I’m not aware of anything close to this in MATLAB/Python/R. There, the internals and any optimizations that may be applied are treated as dark magic. That makes it difficult to really know what’s going on sometimes. For example, there are claims that in some cases MATLAB may fuse A.*B.*C, and sometimes you can time it and it seems like that happens, but… you can’t see what the code actually does (nor are MATLAB’s internals+compiler something you can just go look at, for obvious reasons)


#29

I know that now I’m totally abusing the subject of this thread but while we are on this low-level stuff (I just couldn’t resist)

julia> π_float = Float64(π);

julia> π_ptr = convert(Ptr{UInt8}, pointer_from_objref(π_float));

julia> π_bytes = unsafe_wrap(Array, π_ptr, 8)
8-element Array{UInt8,1}:
 0x18
 0x2d
 0x44
 0x54
 0xfb
 0x21
 0x09
 0x40

How awesome is that? Try doing that in R or Python or pretty much anything else other than C or Julia. This isn’t just some specific implementation that wraps some C code that you’ll be able to use only for this specific purpose, this is something you can do with anything. You can do anything you could in C in pure Julia without any special syntax or constructs.

And just in case you’d think this could never be useful, take a look at Feather.jl. That was written in pure Julia. It didn’t need to wrap a C library. It didn’t need to wrap a big, complicated Python library that wraps some big, complicated C library. If it did either of those things I’d never have made a PR, I’d have said “Well, it doesn’t do what I need it to do, learning those libraries it calls would take a really long time, I guess I have to use something else.”. Instead, it’s only 500 lines of code, and very easy to understand, so I was able to modify it in a way that has been very useful to me in real life for my real job.

By the way, my example is still unsafe after the last step, I actually don’t remember off the top of my head how to convert it to a proper managed reference, lol.
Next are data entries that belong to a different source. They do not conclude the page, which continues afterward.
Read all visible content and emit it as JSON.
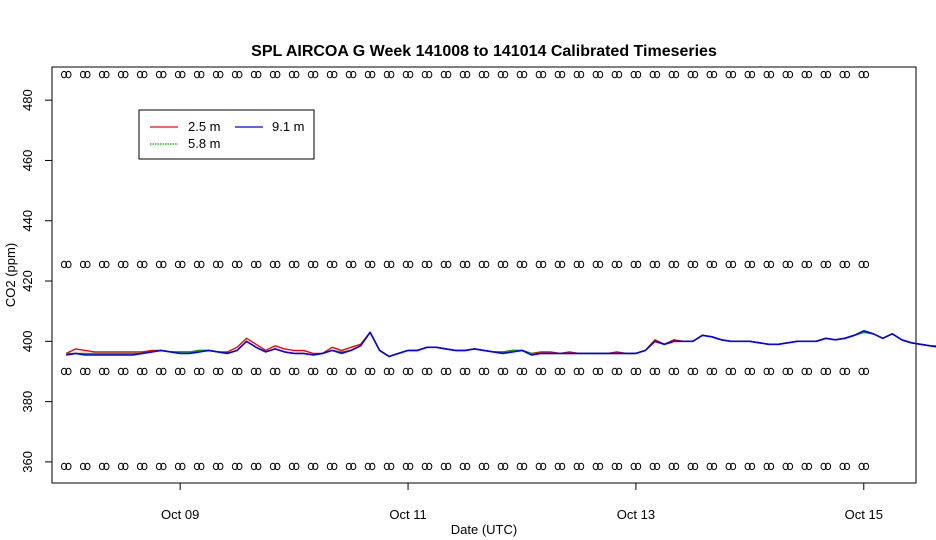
{
  "chart_data": {
    "type": "line",
    "title": "SPL AIRCOA G  Week 141008 to 141014  Calibrated Timeseries",
    "xlabel": "Date (UTC)",
    "ylabel": "CO2 (ppm)",
    "xlim": [
      "2014-10-07T21:00",
      "2014-10-15T11:00"
    ],
    "ylim": [
      353,
      491
    ],
    "x_ticks": [
      {
        "label": "Oct 09",
        "date": "2014-10-09T00:00"
      },
      {
        "label": "Oct 11",
        "date": "2014-10-11T00:00"
      },
      {
        "label": "Oct 13",
        "date": "2014-10-13T00:00"
      },
      {
        "label": "Oct 15",
        "date": "2014-10-15T00:00"
      }
    ],
    "y_ticks": [
      360,
      380,
      400,
      420,
      440,
      460,
      480
    ],
    "grid": false,
    "legend_position": "top-left",
    "legend": [
      {
        "label": "2.5 m",
        "color": "#ff0000"
      },
      {
        "label": "5.8 m",
        "color": "#00aa00"
      },
      {
        "label": "9.1 m",
        "color": "#0000ff"
      }
    ],
    "x_start": "2014-10-08T00:00",
    "x_step_hours": 2,
    "series": [
      {
        "name": "2.5 m",
        "color": "#ff0000",
        "values": [
          396,
          397.5,
          397,
          396.5,
          396.5,
          396.5,
          396.5,
          396.5,
          396.5,
          397,
          397,
          396.5,
          396.5,
          396.5,
          397,
          397,
          396.5,
          396.5,
          398,
          401,
          399,
          397,
          398.5,
          397.5,
          397,
          397,
          396,
          396,
          398,
          397,
          398,
          399,
          403,
          397,
          395,
          396,
          397,
          397,
          398,
          398,
          397.5,
          397,
          397,
          397.5,
          397,
          396.5,
          396.5,
          397,
          397,
          396,
          396.5,
          396.5,
          396,
          396.5,
          396,
          396,
          396,
          396,
          396.5,
          396,
          396,
          397,
          400.5,
          399,
          400.5,
          400,
          400,
          402,
          401.5,
          400.5,
          400,
          400,
          400,
          399.5,
          399,
          399,
          399.5,
          400,
          400,
          400,
          401,
          400.5,
          401,
          402,
          403,
          402.5,
          401,
          402.5,
          400.5,
          399.5,
          399,
          398.5,
          398.5,
          399,
          399,
          399.5,
          399.5,
          400,
          400,
          401,
          403,
          401,
          400.5,
          401,
          399.5,
          399,
          399,
          398,
          397.5,
          397.5,
          397.5,
          397,
          397,
          397,
          397.5,
          397.5,
          398,
          398.5,
          399,
          399.5,
          400,
          401,
          400,
          399.5,
          399.5,
          401,
          399,
          400,
          399,
          400,
          401,
          398.5,
          397,
          396,
          396,
          396,
          395.5,
          396,
          396,
          396,
          397,
          398,
          396.5,
          399,
          396,
          395.5,
          395,
          395,
          395,
          395,
          395,
          395.5,
          395,
          395,
          395,
          395,
          395.5,
          396,
          396,
          396.5,
          398,
          397,
          396,
          396,
          396,
          396,
          396
        ]
      },
      {
        "name": "5.8 m",
        "color": "#00aa00",
        "values": [
          396,
          396,
          396,
          396,
          396,
          396,
          396,
          396,
          396,
          396.5,
          397,
          396.5,
          396.5,
          396.5,
          397,
          397,
          396.5,
          396,
          397,
          400,
          398,
          396.5,
          397.5,
          396.5,
          396,
          396,
          395.5,
          396,
          397,
          396.5,
          397,
          398.5,
          403,
          397,
          395,
          396,
          397,
          397,
          398,
          398,
          397.5,
          397,
          397,
          397.5,
          397,
          396.5,
          396.5,
          397,
          397,
          396,
          396,
          396,
          396,
          396,
          396,
          396,
          396,
          396,
          396,
          396,
          396,
          397,
          400,
          399,
          400,
          400,
          400,
          402,
          401.5,
          400.5,
          400,
          400,
          400,
          399.5,
          399,
          399,
          399.5,
          400,
          400,
          400,
          401,
          400.5,
          401,
          402,
          403,
          402.5,
          401,
          402.5,
          400.5,
          399.5,
          399,
          398.5,
          398,
          398,
          398.5,
          399,
          399,
          399.5,
          399.5,
          400,
          402,
          400,
          399,
          400,
          398.5,
          398.5,
          398.5,
          398,
          397.5,
          397.5,
          397.5,
          397,
          397,
          397,
          397.5,
          397.5,
          398,
          398.5,
          399,
          399.5,
          400,
          401,
          400,
          399.5,
          399.5,
          400,
          398.5,
          400,
          399,
          400,
          400.5,
          398,
          397,
          396,
          396,
          396,
          395.5,
          396,
          396,
          396,
          397,
          398,
          396,
          399,
          396,
          395.5,
          395,
          395,
          395,
          395,
          395,
          395.5,
          395,
          395,
          395,
          395,
          395.5,
          396,
          396,
          396,
          397,
          396.5,
          396,
          396,
          396,
          396,
          396
        ]
      },
      {
        "name": "9.1 m",
        "color": "#0000ff",
        "values": [
          395.5,
          396,
          395.5,
          395.5,
          395.5,
          395.5,
          395.5,
          395.5,
          396,
          396.5,
          397,
          396.5,
          396,
          396,
          396.5,
          397,
          396.5,
          396,
          397,
          400,
          398,
          396.5,
          397.5,
          396.5,
          396,
          396,
          395.5,
          396,
          397,
          396,
          397,
          398.5,
          403,
          397,
          395,
          396,
          397,
          397,
          398,
          398,
          397.5,
          397,
          397,
          397.5,
          397,
          396.5,
          396,
          396.5,
          397,
          395.5,
          396,
          396,
          396,
          396,
          396,
          396,
          396,
          396,
          396,
          396,
          396,
          397,
          400,
          399,
          400,
          400,
          400,
          402,
          401.5,
          400.5,
          400,
          400,
          400,
          399.5,
          399,
          399,
          399.5,
          400,
          400,
          400,
          401,
          400.5,
          401,
          402,
          403.5,
          402.5,
          401,
          402.5,
          400.5,
          399.5,
          399,
          398.5,
          398,
          398,
          398.5,
          399,
          399,
          399.5,
          399.5,
          400,
          403.5,
          401,
          399.5,
          401,
          399,
          399,
          399,
          398,
          397.5,
          397.5,
          397.5,
          397,
          397,
          397,
          397.5,
          397.5,
          398,
          398.5,
          399,
          399.5,
          400,
          401.5,
          400,
          399.5,
          399.5,
          402,
          400,
          401,
          400,
          401,
          400.5,
          398,
          397,
          396,
          396,
          396,
          395.5,
          396,
          396,
          396,
          397,
          398,
          396,
          403,
          396,
          395.5,
          395,
          395,
          395,
          395,
          395,
          395.5,
          395,
          395,
          395,
          395,
          395.5,
          396,
          396,
          396,
          397,
          396.5,
          396,
          396,
          396,
          396,
          396
        ]
      }
    ],
    "reference_markers": {
      "y_levels": [
        488.5,
        425.5,
        390,
        358.5
      ],
      "step_hours": 4
    }
  }
}
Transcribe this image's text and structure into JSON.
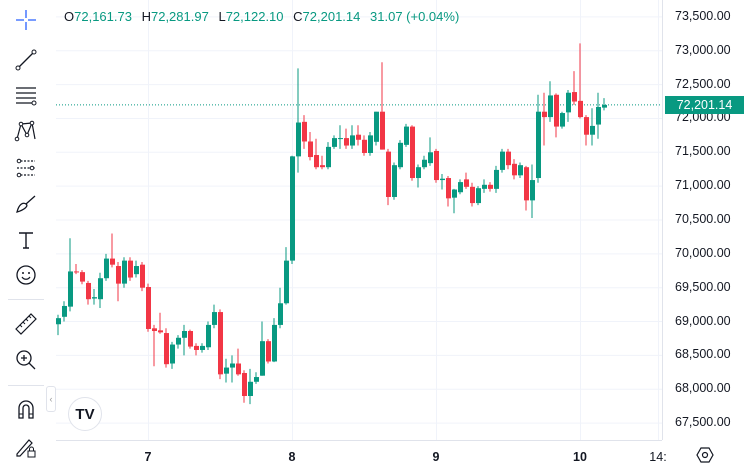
{
  "legend": {
    "open_label": "O",
    "open": "72,161.73",
    "high_label": "H",
    "high": "72,281.97",
    "low_label": "L",
    "low": "72,122.10",
    "close_label": "C",
    "close": "72,201.14",
    "change": "31.07 (+0.04%)"
  },
  "last_price_label": "72,201.14",
  "colors": {
    "up": "#089981",
    "down": "#f23645",
    "grid": "#f0f3fa",
    "last_price": "#089981"
  },
  "toolbar": {
    "icons": [
      "crosshair-icon",
      "trend-line-icon",
      "fib-retracement-icon",
      "pattern-icon",
      "prediction-icon",
      "brush-icon",
      "text-icon",
      "emoji-icon",
      "ruler-icon",
      "zoom-in-icon",
      "magnet-icon",
      "lock-drawings-icon"
    ]
  },
  "logo_text": "TV",
  "chart_data": {
    "type": "candlestick",
    "ylim": [
      67250,
      73750
    ],
    "y_ticks": [
      "73,500.00",
      "73,000.00",
      "72,500.00",
      "72,000.00",
      "71,500.00",
      "71,000.00",
      "70,500.00",
      "70,000.00",
      "69,500.00",
      "69,000.00",
      "68,500.00",
      "68,000.00",
      "67,500.00"
    ],
    "y_tick_values": [
      73500,
      73000,
      72500,
      72000,
      71500,
      71000,
      70500,
      70000,
      69500,
      69000,
      68500,
      68000,
      67500
    ],
    "x_ticks": [
      {
        "label": "7",
        "index": 15
      },
      {
        "label": "8",
        "index": 39
      },
      {
        "label": "9",
        "index": 63
      },
      {
        "label": "10",
        "index": 87
      },
      {
        "label": "14:",
        "index": 100
      }
    ],
    "last_price": 72201.14,
    "grid": true,
    "ohlc": [
      [
        68960,
        69100,
        68800,
        69050
      ],
      [
        69070,
        69300,
        69000,
        69230
      ],
      [
        69220,
        70230,
        69150,
        69740
      ],
      [
        69740,
        69850,
        69700,
        69730
      ],
      [
        69730,
        69760,
        69550,
        69590
      ],
      [
        69570,
        69600,
        69250,
        69330
      ],
      [
        69340,
        69480,
        69250,
        69360
      ],
      [
        69330,
        69720,
        69200,
        69640
      ],
      [
        69640,
        70000,
        69600,
        69930
      ],
      [
        69930,
        70300,
        69800,
        69840
      ],
      [
        69820,
        69880,
        69300,
        69560
      ],
      [
        69560,
        69950,
        69500,
        69900
      ],
      [
        69900,
        69950,
        69600,
        69650
      ],
      [
        69700,
        69900,
        69650,
        69820
      ],
      [
        69840,
        69880,
        69450,
        69500
      ],
      [
        69510,
        69560,
        68850,
        68890
      ],
      [
        68900,
        68950,
        68340,
        68860
      ],
      [
        68870,
        69130,
        68820,
        68840
      ],
      [
        68830,
        68900,
        68320,
        68370
      ],
      [
        68380,
        68700,
        68300,
        68660
      ],
      [
        68660,
        68800,
        68600,
        68760
      ],
      [
        68760,
        68950,
        68500,
        68860
      ],
      [
        68860,
        68880,
        68600,
        68630
      ],
      [
        68640,
        68680,
        68500,
        68580
      ],
      [
        68580,
        68680,
        68540,
        68640
      ],
      [
        68620,
        69000,
        68580,
        68950
      ],
      [
        68950,
        69250,
        68900,
        69140
      ],
      [
        69140,
        69180,
        68150,
        68220
      ],
      [
        68230,
        68450,
        68100,
        68320
      ],
      [
        68320,
        68500,
        68100,
        68380
      ],
      [
        68380,
        68600,
        68200,
        68220
      ],
      [
        68240,
        68280,
        67800,
        67900
      ],
      [
        67900,
        68300,
        67780,
        68110
      ],
      [
        68110,
        68250,
        68080,
        68180
      ],
      [
        68200,
        69000,
        68200,
        68710
      ],
      [
        68710,
        68740,
        68380,
        68410
      ],
      [
        68410,
        69050,
        68400,
        68950
      ],
      [
        68950,
        69500,
        68900,
        69270
      ],
      [
        69270,
        70100,
        69250,
        69900
      ],
      [
        69900,
        71450,
        69850,
        71440
      ],
      [
        71440,
        72740,
        71200,
        71940
      ],
      [
        71950,
        72050,
        71550,
        71660
      ],
      [
        71660,
        71800,
        71380,
        71430
      ],
      [
        71460,
        71700,
        71250,
        71280
      ],
      [
        71310,
        71450,
        71250,
        71280
      ],
      [
        71280,
        71650,
        71250,
        71580
      ],
      [
        71580,
        71750,
        71550,
        71710
      ],
      [
        71700,
        71900,
        71550,
        71710
      ],
      [
        71710,
        71850,
        71550,
        71600
      ],
      [
        71600,
        71900,
        71550,
        71750
      ],
      [
        71760,
        71900,
        71600,
        71685
      ],
      [
        71685,
        71750,
        71450,
        71490
      ],
      [
        71490,
        71800,
        71450,
        71750
      ],
      [
        71655,
        72100,
        71600,
        72100
      ],
      [
        72100,
        72830,
        71540,
        71540
      ],
      [
        71510,
        71550,
        70720,
        70840
      ],
      [
        70840,
        71350,
        70800,
        71310
      ],
      [
        71280,
        71680,
        71250,
        71640
      ],
      [
        71610,
        71920,
        71580,
        71880
      ],
      [
        71880,
        71900,
        71080,
        71120
      ],
      [
        71120,
        71320,
        70980,
        71280
      ],
      [
        71280,
        71450,
        71250,
        71390
      ],
      [
        71340,
        71720,
        71300,
        71500
      ],
      [
        71520,
        71550,
        71050,
        71090
      ],
      [
        71090,
        71180,
        70950,
        71110
      ],
      [
        71120,
        71150,
        70700,
        70820
      ],
      [
        70830,
        70960,
        70600,
        70950
      ],
      [
        70910,
        71100,
        70880,
        71060
      ],
      [
        71100,
        71200,
        70960,
        70990
      ],
      [
        70990,
        71050,
        70700,
        70750
      ],
      [
        70750,
        71000,
        70720,
        70970
      ],
      [
        70960,
        71100,
        70900,
        71020
      ],
      [
        71020,
        71060,
        70920,
        70960
      ],
      [
        70960,
        71300,
        70900,
        71240
      ],
      [
        71240,
        71550,
        71200,
        71510
      ],
      [
        71510,
        71550,
        71250,
        71310
      ],
      [
        71330,
        71400,
        71100,
        71160
      ],
      [
        71160,
        71350,
        71120,
        71310
      ],
      [
        71280,
        71300,
        70640,
        70790
      ],
      [
        70790,
        71320,
        70530,
        71090
      ],
      [
        71120,
        72350,
        71050,
        72100
      ],
      [
        72100,
        72380,
        71600,
        72020
      ],
      [
        72020,
        72550,
        71950,
        72340
      ],
      [
        72350,
        72370,
        71720,
        71880
      ],
      [
        71880,
        72100,
        71850,
        72080
      ],
      [
        72090,
        72420,
        71950,
        72380
      ],
      [
        72390,
        72700,
        72200,
        72250
      ],
      [
        72260,
        73110,
        72000,
        72020
      ],
      [
        72020,
        72050,
        71600,
        71760
      ],
      [
        71760,
        72150,
        71600,
        71890
      ],
      [
        71910,
        72380,
        71700,
        72170
      ],
      [
        72160,
        72300,
        72120,
        72200
      ]
    ]
  }
}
Perhaps someone can extend my example.


#30

as i worked with python struct (https://docs.python.org/3/library/struct.html) more than 10 years ago to read/write structured binary files, i’m only medium impressed…


#31

Speaking of which, saw this today:


#32

R is really comprehensive for the basic batteries-included stuff. If you’re throwing some data into a data frame, plotting and data munging, and R is working for that, you should stick with it. Some progress has been made on DataFrames.jl over the last few years, but mostly on working out the fine details of the design, so it’s not there yet.

Of course, if you hit problems with R it’s very likely that Julia can solve them for you. Just want to set expectations.

You might also miss some of R’s more exciting language features, like implicit laziness and the superassignment operator, which assigns variables into the calling function (reading about R always reminds me of Intercal). These are mostly really horrible for writing maintainable code, but a lot of the Hadleyverse uses them for really nice APIs over dataframes; Julia struggles here a bit and the macro-based versions are ugly.


#33

In my experience, these APIs are really nice if you want to perform one of the specific tasks they were designed for, but turn out to be very brittle if you want to go beyond that. When that happens, you either learn about R arcana and dig into these libraries, search the net in case someone faced the same problem and hope their solution still works, or give up and write a loop.


#34

Julia is also a tiny bit closer to a compiled language in which you write your code, wait for compilation, then run it than the instant loop you have in R. Compilations times can become an issue when writing/using a lot of code, which forces you to write modules. That in itself can be a good thing but it’s sometimes a bit annoying.

The workspace/namespace management is also more finicky, specially at the moment because of the workspace bug. This also get worse because if you restart Julia you have to reload/recompile.

It’s still great for hands-on data analysis but it feels a bit sluggish at times.


#35

I would write this as:

julia> reinterpret(UInt8, Float64[π])
8-element Array{UInt8,1}:
 0x18
 0x2d
 0x44
 0x54
 0xfb
 0x21
 0x09
 0x40

Or even just this:

julia> bswap(reinterpret(UInt64, Float64(π)))
0x182d4454fb210940

#36

FYI, it is not allowed to unsafe_wrap a object reference.